The Galapagos will enchant birdwatchers
It’s been more than a week since I returned from 12 days in Ecuador, and my head is still spinning. Visions of marine iguanas and giant tortoises from the Galapagos Islands and fantastic hummingbirds from the mainland cloud forest linger on the edge of my consciousness.
The seeds for this trip were sown early in 2007. I was discussing my 1995 trip to the Galapagos on my Saturday afternoon radio show in Pittsburgh (www.1360wptt.com). A caller suggested I return with a group of listeners. I asked anyone who would seriously consider a fairly long and expensive trip to e-mail me. Within a week I had a dozen responses, so I called a local travel agency.
After months of planning and immeasurable assistance from Beverly Musilli at Uniglobe Travel in Wheeling, a group of 38 intrepid travelers left Pittsburgh on June 13. We were anxious and perhaps even giddy with excitement.
The Galapagos cruise aboard Celebrity’s Xpedition lasted seven days. Add a day of travel each way and another day touring Quito, the capital of Ecuador, and that part of the trip lasted 10 days. After the cruise, 23 of us spent two extra days birding the cloud forest on the east side of the Andes.

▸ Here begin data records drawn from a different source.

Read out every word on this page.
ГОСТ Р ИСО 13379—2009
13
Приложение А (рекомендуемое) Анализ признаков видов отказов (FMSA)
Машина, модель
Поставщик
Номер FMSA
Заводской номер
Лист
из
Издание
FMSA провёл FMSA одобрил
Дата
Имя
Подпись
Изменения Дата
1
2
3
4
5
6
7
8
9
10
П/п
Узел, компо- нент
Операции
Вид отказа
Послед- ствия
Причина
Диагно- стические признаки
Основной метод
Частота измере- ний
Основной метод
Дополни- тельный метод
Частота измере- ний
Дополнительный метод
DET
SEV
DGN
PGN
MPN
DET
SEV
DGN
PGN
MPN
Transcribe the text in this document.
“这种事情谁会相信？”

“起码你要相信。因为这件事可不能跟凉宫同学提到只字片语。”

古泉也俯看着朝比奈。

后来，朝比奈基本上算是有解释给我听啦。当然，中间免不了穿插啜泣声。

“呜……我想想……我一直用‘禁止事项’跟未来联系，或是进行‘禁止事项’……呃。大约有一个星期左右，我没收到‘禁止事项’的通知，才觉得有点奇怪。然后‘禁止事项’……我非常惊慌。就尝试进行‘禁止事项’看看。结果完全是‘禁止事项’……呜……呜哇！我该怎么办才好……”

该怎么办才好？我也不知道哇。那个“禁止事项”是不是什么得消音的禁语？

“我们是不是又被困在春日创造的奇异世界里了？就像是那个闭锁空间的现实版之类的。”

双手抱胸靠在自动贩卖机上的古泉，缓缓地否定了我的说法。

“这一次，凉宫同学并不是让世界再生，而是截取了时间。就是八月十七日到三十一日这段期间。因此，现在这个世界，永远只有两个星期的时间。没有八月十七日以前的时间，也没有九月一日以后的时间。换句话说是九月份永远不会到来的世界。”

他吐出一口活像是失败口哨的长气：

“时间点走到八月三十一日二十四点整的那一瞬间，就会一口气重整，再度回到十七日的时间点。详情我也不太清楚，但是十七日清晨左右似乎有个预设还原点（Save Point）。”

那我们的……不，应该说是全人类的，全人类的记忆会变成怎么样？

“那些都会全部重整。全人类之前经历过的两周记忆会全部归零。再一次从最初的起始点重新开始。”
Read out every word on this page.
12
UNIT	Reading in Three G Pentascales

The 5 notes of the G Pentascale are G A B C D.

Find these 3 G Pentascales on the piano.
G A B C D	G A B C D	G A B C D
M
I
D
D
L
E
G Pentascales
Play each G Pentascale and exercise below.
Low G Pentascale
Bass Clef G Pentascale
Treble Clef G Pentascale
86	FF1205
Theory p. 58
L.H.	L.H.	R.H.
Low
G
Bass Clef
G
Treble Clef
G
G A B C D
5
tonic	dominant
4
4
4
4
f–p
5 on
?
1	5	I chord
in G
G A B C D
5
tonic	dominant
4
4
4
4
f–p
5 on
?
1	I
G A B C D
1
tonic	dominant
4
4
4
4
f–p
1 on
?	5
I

It’s difficult to know where to begin because each day of the trip was a series of highlights, so I’ll start with some background.
We flew from Quito, a bustling modern city of two million people that sits 9,400 feet above sea level, to Baltra Island on Sunday morning. The Galapagos straddle the equator nearly 600 miles west of mainland Ecuador. The archipelago consists of 19 islands larger than one square mile, 47 smaller islets, and 26 emergent rocks. The largest island, Isabella, covers 1,770 square miles and represents more than 70 percent of the archipelago’s land mass. The islands’ highest point reaches 5,600 feet on Isabella. The human population of the five inhabited islands is approaching 30,000.

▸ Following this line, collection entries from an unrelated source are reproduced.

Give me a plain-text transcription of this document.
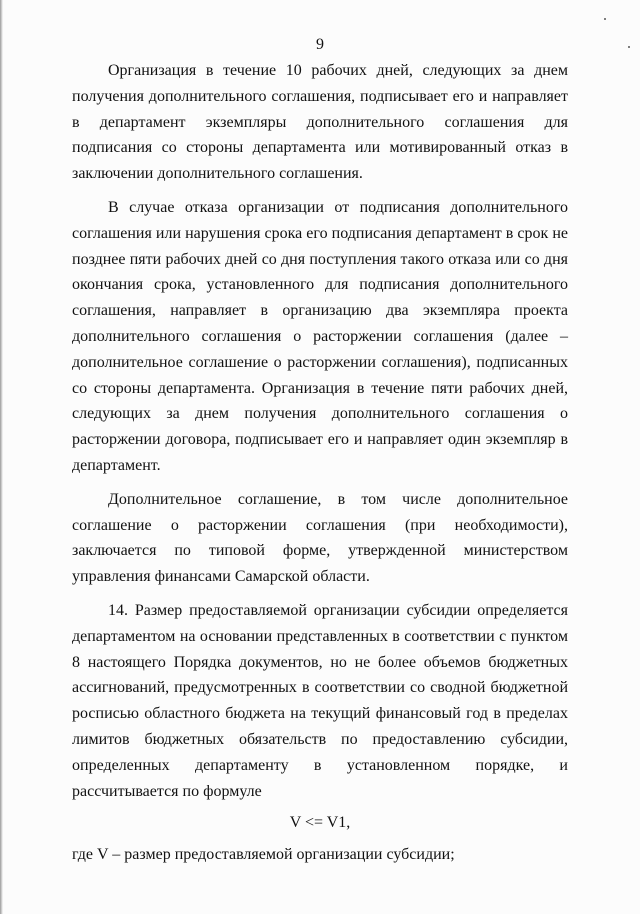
9

Организация в течение 10 рабочих дней, следующих за днем получения дополнительного соглашения, подписывает его и направляет в департамент экземпляры дополнительного соглашения для подписания со стороны департамента или мотивированный отказ в заключении дополнительного соглашения.

В случае отказа организации от подписания дополнительного соглашения или нарушения срока его подписания департамент в срок не позднее пяти рабочих дней со дня поступления такого отказа или со дня окончания срока, установленного для подписания дополнительного соглашения, направляет в организацию два экземпляра проекта дополнительного соглашения о расторжении соглашения (далее – дополнительное соглашение о расторжении соглашения), подписанных со стороны департамента. Организация в течение пяти рабочих дней, следующих за днем получения дополнительного соглашения о расторжении договора, подписывает его и направляет один экземпляр в департамент.

Дополнительное соглашение, в том числе дополнительное соглашение о расторжении соглашения (при необходимости), заключается по типовой форме, утвержденной министерством управления финансами Самарской области.

14. Размер предоставляемой организации субсидии определяется департаментом на основании представленных в соответствии с пунктом 8 настоящего Порядка документов, но не более объемов бюджетных ассигнований, предусмотренных в соответствии со сводной бюджетной росписью областного бюджета на текущий финансовый год в пределах лимитов бюджетных обязательств по предоставлению субсидии, определенных департаменту в установленном порядке, и рассчитывается по формуле

V <= V1,

где V – размер предоставляемой организации субсидии;
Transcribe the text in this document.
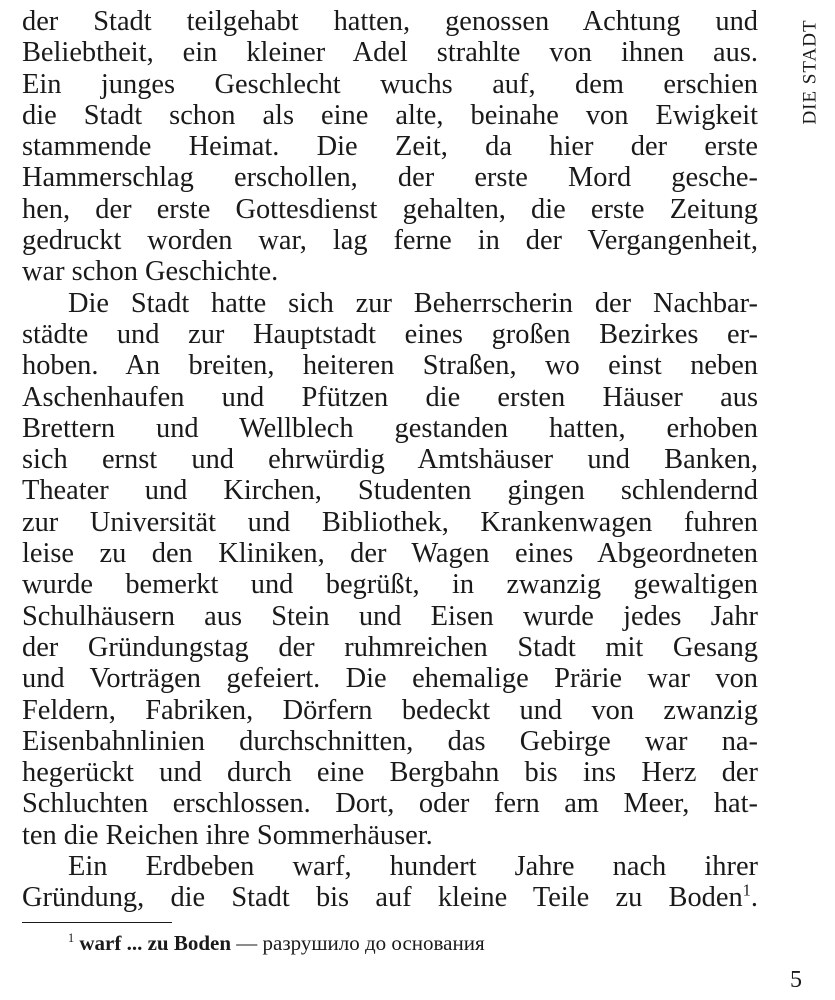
der Stadt teilgehabt hatten, genossen Achtung und
Beliebtheit, ein kleiner Adel strahlte von ihnen aus.
Ein junges Geschlecht wuchs auf, dem erschien
die Stadt schon als eine alte, beinahe von Ewigkeit
stammende Heimat. Die Zeit, da hier der erste
Hammerschlag erschollen, der erste Mord gesche-
hen, der erste Gottesdienst gehalten, die erste Zeitung
gedruckt worden war, lag ferne in der Vergangenheit,
war schon Geschichte.
Die Stadt hatte sich zur Beherrscherin der Nachbar-
städte und zur Hauptstadt eines großen Bezirkes er-
hoben. An breiten, heiteren Straßen, wo einst neben
Aschenhaufen und Pfützen die ersten Häuser aus
Brettern und Wellblech gestanden hatten, erhoben
sich ernst und ehrwürdig Amtshäuser und Banken,
Theater und Kirchen, Studenten gingen schlendernd
zur Universität und Bibliothek, Krankenwagen fuhren
leise zu den Kliniken, der Wagen eines Abgeordneten
wurde bemerkt und begrüßt, in zwanzig gewaltigen
Schulhäusern aus Stein und Eisen wurde jedes Jahr
der Gründungstag der ruhmreichen Stadt mit Gesang
und Vorträgen gefeiert. Die ehemalige Prärie war von
Feldern, Fabriken, Dörfern bedeckt und von zwanzig
Eisenbahnlinien durchschnitten, das Gebirge war na-
hegerückt und durch eine Bergbahn bis ins Herz der
Schluchten erschlossen. Dort, oder fern am Meer, hat-
ten die Reichen ihre Sommerhäuser.
Ein Erdbeben warf, hundert Jahre nach ihrer
Gründung, die Stadt bis auf kleine Teile zu Boden$^1$.
DIE STADT
$^1$ warf ... zu Boden — разрушило до основания
5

Upon arriving at the airport on Baltra, we took a five-minute bus ride to a small dock where the Xpedition’s fleet of Zodiacs whisked us to the ship.

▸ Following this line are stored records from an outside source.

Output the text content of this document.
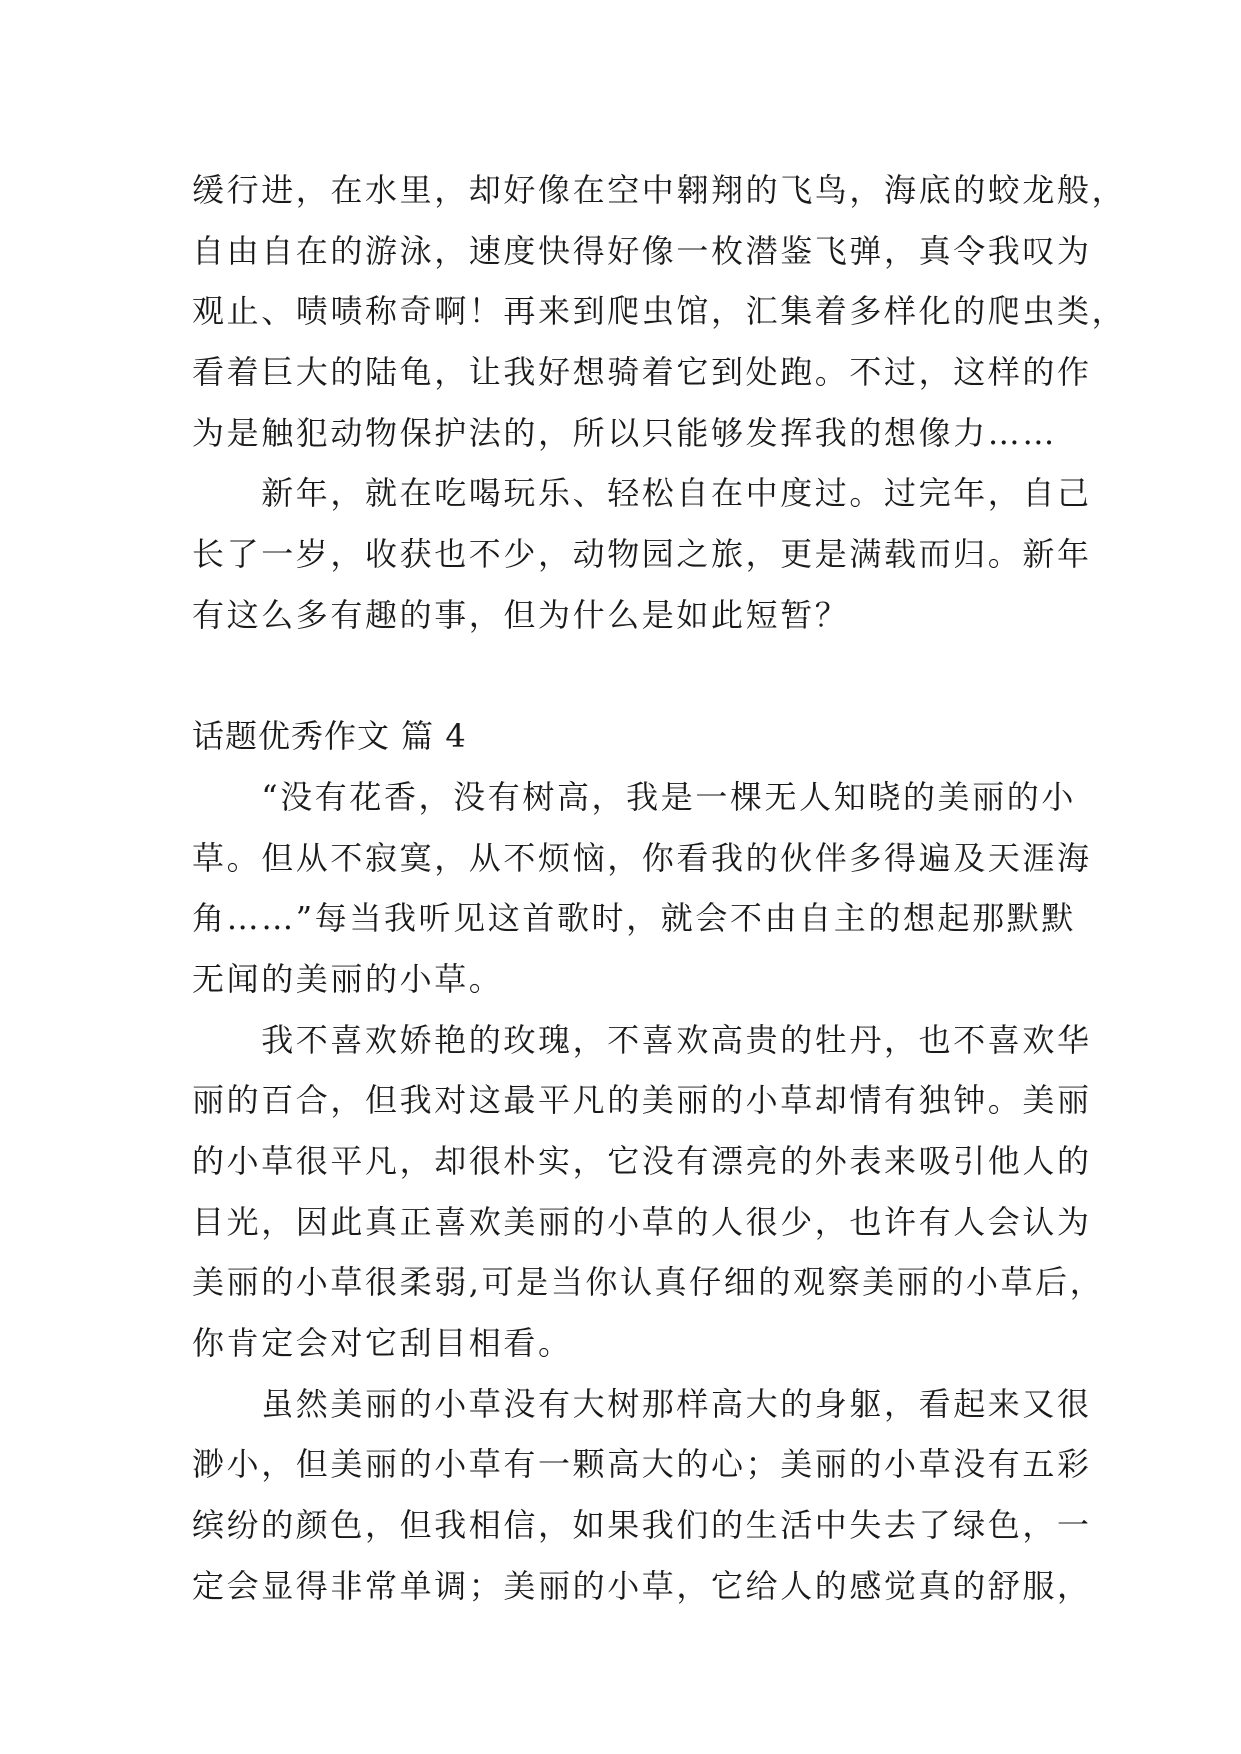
缓行进，在水里，却好像在空中翱翔的飞鸟，海底的蛟龙般，
自由自在的游泳，速度快得好像一枚潜鉴飞弹，真令我叹为
观止、啧啧称奇啊！再来到爬虫馆，汇集着多样化的爬虫类，
看着巨大的陆龟，让我好想骑着它到处跑。不过，这样的作
为是触犯动物保护法的，所以只能够发挥我的想像力……
　　新年，就在吃喝玩乐、轻松自在中度过。过完年，自己
长了一岁，收获也不少，动物园之旅，更是满载而归。新年
有这么多有趣的事，但为什么是如此短暂？
话题优秀作文 篇 4
　　“没有花香，没有树高，我是一棵无人知晓的美丽的小
草。但从不寂寞，从不烦恼，你看我的伙伴多得遍及天涯海
角……”每当我听见这首歌时，就会不由自主的想起那默默
无闻的美丽的小草。
　　我不喜欢娇艳的玫瑰，不喜欢高贵的牡丹，也不喜欢华
丽的百合，但我对这最平凡的美丽的小草却情有独钟。美丽
的小草很平凡，却很朴实，它没有漂亮的外表来吸引他人的
目光，因此真正喜欢美丽的小草的人很少，也许有人会认为
美丽的小草很柔弱,可是当你认真仔细的观察美丽的小草后，
你肯定会对它刮目相看。
　　虽然美丽的小草没有大树那样高大的身躯，看起来又很
渺小，但美丽的小草有一颗高大的心；美丽的小草没有五彩
缤纷的颜色，但我相信，如果我们的生活中失去了绿色，一
定会显得非常单调；美丽的小草，它给人的感觉真的舒服，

At the dock we got our first glimpse of wildlife watching, Galapagos style. Sea lions snoozed on the benches, marine iguanas basked on the walkway, and magnificent frigatebirds soared overhead. No one could argue that these are, indeed, the “enchanted islands.”
Within an hour of boarding the Xpedition, we ate lunch and prepared for our first excursion — a visit to North Seymour Island, an absolute wonderland for nesting sea birds. A swallow-tailed gull, a Galapagos endemic (that is, found only on these islands, and the only nocturnal gull in the world), nested next to the trail as we scrambled up the rocks from the Zodiac.
The surf pounded the rugged black volcanic rocks on one side of the boulder-strewn trail; birds nested on the other. Some nests were just arm’s length away.
Both magnificent and great frigatebirds nested on North Seymour. While almost impossible to distinguish in flight, the subtle difference in plumage between these two species was evident at close range. The iridescent sheen on the head and shoulders of the magnificent is purple, while that of the great is green.
Displaying male frigates are impossible to miss. They inflate their bright red throat sac like a big balloon and flaunt it while perched and in flight. On the wing, frigates are large graceful birds with deeply forked tails. Their grace, however, belies their disposition. Frigates are pirates; they steal food from other birds, rob nests, and even eat baby sea turtles.
Blue-footed boobies also nested along the trail. Their blue feet almost glow and serve as an important visual cue during courtship dances. Binoculars are necessary only to study anatomical detail.
Between the trail and the ocean, sea lions rested and brilliant red-orange Sally lightfoot crabs scurried about on the volcanic shoreline. And just off shore, red-billed tropic birds, brown pelicans, and brown noddies sailed back and forth.